I would assume that if you rolled up and stopped on or just over the line your speed would register as virtually zero and, while an offence has taken place, it is unlikely that a prosecution would follow. Likely the decision to prosecute or not would depend not only on the fact that the line had been crossed but also that the car's speed indicated that the car was continuing across the junction.
The Rookie
I think you've made a massive and likely incorrect assumption.

They don't even routinely check Gatso photos to confirm the (notoriously unreliable) radar speed anymore.
Lodesman
You may be correct but, from my local Kent safety camera site, as regards red light cameras, the following.

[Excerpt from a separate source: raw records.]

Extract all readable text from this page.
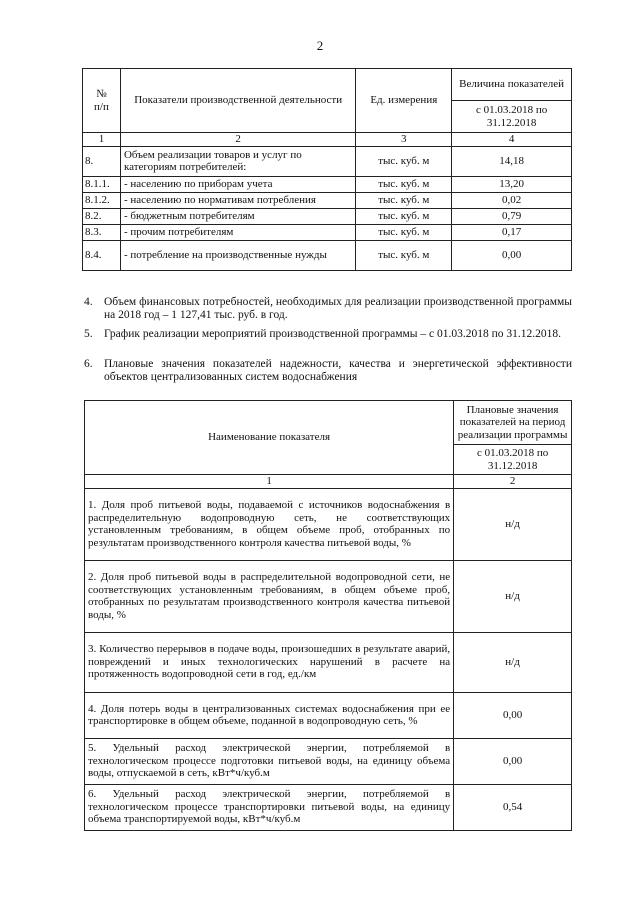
2
№
п/п	Показатели производственной деятельности	Ед. измерения	Величина показателей
			с 01.03.2018 по 31.12.2018
1	2	3	4
8.	Объем реализации товаров и услуг по категориям потребителей:	тыс. куб. м	14,18
8.1.1.	- населению по приборам учета	тыс. куб. м	13,20
8.1.2.	- населению по нормативам потребления	тыс. куб. м	0,02
8.2.	- бюджетным потребителям	тыс. куб. м	0,79
8.3.	- прочим потребителям	тыс. куб. м	0,17
8.4.	- потребление на производственные нужды	тыс. куб. м	0,00
4. Объем финансовых потребностей, необходимых для реализации производственной программы на 2018 год – 1 127,41 тыс. руб. в год.
5. График реализации мероприятий производственной программы – с 01.03.2018 по 31.12.2018.
6. Плановые значения показателей надежности, качества и энергетической эффективности объектов централизованных систем водоснабжения
Наименование показателя	Плановые значения показателей на период реализации программы
	с 01.03.2018 по 31.12.2018
1	2
1. Доля проб питьевой воды, подаваемой с источников водоснабжения в распределительную водопроводную сеть, не соответствующих установленным требованиям, в общем объеме проб, отобранных по результатам производственного контроля качества питьевой воды, %	н/д
2. Доля проб питьевой воды в распределительной водопроводной сети, не соответствующих установленным требованиям, в общем объеме проб, отобранных по результатам производственного контроля качества питьевой воды, %	н/д
3. Количество перерывов в подаче воды, произошедших в результате аварий, повреждений и иных технологических нарушений в расчете на протяженность водопроводной сети в год, ед./км	н/д
4. Доля потерь воды в централизованных системах водоснабжения при ее транспортировке в общем объеме, поданной в водопроводную сеть, %	0,00
5. Удельный расход электрической энергии, потребляемой в технологическом процессе подготовки питьевой воды, на единицу объема воды, отпускаемой в сеть, кВт*ч/куб.м	0,00
6. Удельный расход электрической энергии, потребляемой в технологическом процессе транспортировки питьевой воды, на единицу объема транспортируемой воды, кВт*ч/куб.м	0,54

Sensors that detect vehicle movement are embedded in the road surface at the junction. These are attached directly to the camera, so if a vehicle crosses the solid white line when the traffic lights are at red, it will automatically take two photographs 0.5 seconds apart. Two photographs are taken to prove that the vehicle has continued through the junction and therefore not just crossed the line and stopped.
Fredd
No doubt that's true, but it doesn't mean that they actually look at the photos before bashing out the usual NIP/s172, let alone ponder whether they should display leniency based on what the photos show.
Lodesman
Certainly Fredd but, at least, if you felt aggrieved, there should be photographic evidence that could be used in mitigation.
The Rookie
Except mitigation is usually more expensive than the fixed penalty, so if they don't amount to a defence then it's all rather irrelevant.
Logician
A couple of years ago I was waiting at a red light when an ambulance came up behind me, with blues and twos going strong. I knew there was a red light camera in place. These were very long lights and I sat there for what seemed like an eternity with this all going on behind me, because I knew full well that I had no legal basis for going through the lights. Eventually I could hold out no longer, wondering whether really I could justify potentially putting someone's life at risk for the sake of avoiding a fixed penalty. I drove forward slowly at as sharp an angle as I could, so that the photograph would show both the ambulance and my car at such an angle that I had clearly not simply jumped the lights. This tactic apparently worked, because I never heard anything from the police.